Bonhams Bombs With Half-Sold Contemporary Art Sale in London
Bonhams Bombs With Half-Sold Contemporary Art Sale in London
Bonhams's pursuit of the contemporary art cash cow is not going well. At the fledgling department's second Contemporary One sale on a gloomy Monday evening in London, bidders shunned the wet-paint works offered by the auction house, even at relatively moderate (for an evening auction) price points. Only 11 of the 20 offered lots sold — even fewer than last October's inaugural auction — with many of the most-touted pieces being bought-in. The sale total was a dismal £1.1 million ($1.7 million), and the chopping block included the top-estimated work, "Untitled" (2006) by Urs Fischer, which was expected to fetch £400,000-600,000 ($620,000-920,000). The sculpture was guaranteed before the auction, meaning the seller went home happy and the auction house was out a significant chunk of change.

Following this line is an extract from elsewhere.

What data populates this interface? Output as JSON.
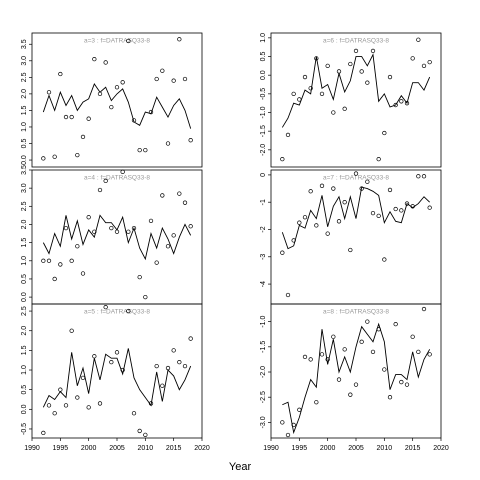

The evening's top honors eventually went to Frank Auerbach's charcoal and chalk drawing, "Head of Lucien Freud" (1960), which hammered down at £480,000, near the high end of its £300,000-500,000 estimate. Other works that found buyers include the kaleidoscopic "Plaster Statue of John Glenn, John Glenn H.S, Westlands, MI; Chainsaw Sculpture of Bigfoot, Redwood Area of Northern CA" (2001) by the recently deceased Mike Kelley, which sold for £43,250, and Richard Prince's 1987 photograph "Untitled (Girlfriend)," which brought in £157,250.
The contemporary art action in London continues Tuesday evening — with better fortune, one hopes — at Christie's.